A low, deciduous shrub with glabrous shoots and leaves, the latter oblanceolate or narrowly oblong, pointed, 11⁄2 to 21⁄2 in. long, 3⁄8 to 5⁄8 in. wide, glabrous. Flowers only slightly scented, usually five to ten in a terminal cluster; white, 1⁄2 in. in diameter, downy outside; perianth segments reflexed; ovary glabrous; fruit red.

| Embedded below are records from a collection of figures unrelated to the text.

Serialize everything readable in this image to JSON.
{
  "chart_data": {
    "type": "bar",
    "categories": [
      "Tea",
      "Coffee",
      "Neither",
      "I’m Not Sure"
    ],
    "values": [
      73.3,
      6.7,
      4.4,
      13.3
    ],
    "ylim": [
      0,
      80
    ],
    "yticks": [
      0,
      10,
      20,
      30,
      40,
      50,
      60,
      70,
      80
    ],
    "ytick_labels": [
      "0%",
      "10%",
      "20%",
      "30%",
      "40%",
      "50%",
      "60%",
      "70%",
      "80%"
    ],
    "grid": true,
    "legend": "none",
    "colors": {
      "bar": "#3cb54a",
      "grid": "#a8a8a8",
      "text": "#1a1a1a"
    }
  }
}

Native of the Altai Mountains; discovered about 1780. It is closely allied to D. caucasica, but is considered to differ in having a looser, less silky down on the corolla-tube. As represented in cultivation, D. altaica has larger, more pointed leaves, fewer flowers on an average in the cluster, and does not produce a crowd of short flowering twigs from the previous year’s shoot, as does D. caucasica. The two, however, are probably geographical forms of the one species, to which D. sophia (q.v.) also belongs. Another close ally is:
D. longilobata (Lecomte) Turrill D. altaica var. longilobata Lecomte – A southern relative of D. altaica, differing in its evergreen leaves, which, especially when young, bear a tuft of hairs near the apex. The perianth lobes are lanceolate and acute (ovate-lanceolate and obtuse in D. altaica). The plant at Kew figured in Bot. Mag., n.s., t. 344, is of unknown origin, but the species had been introduced by Ludlow, Sherriff and Elliot from S.E. Tibet in 1947 under their No. 15803 and was in cultivation in 1928, probably from seeds collected by Forrest in Yunnan. The species is hardy in the south of England but of little worth as a decorative plant.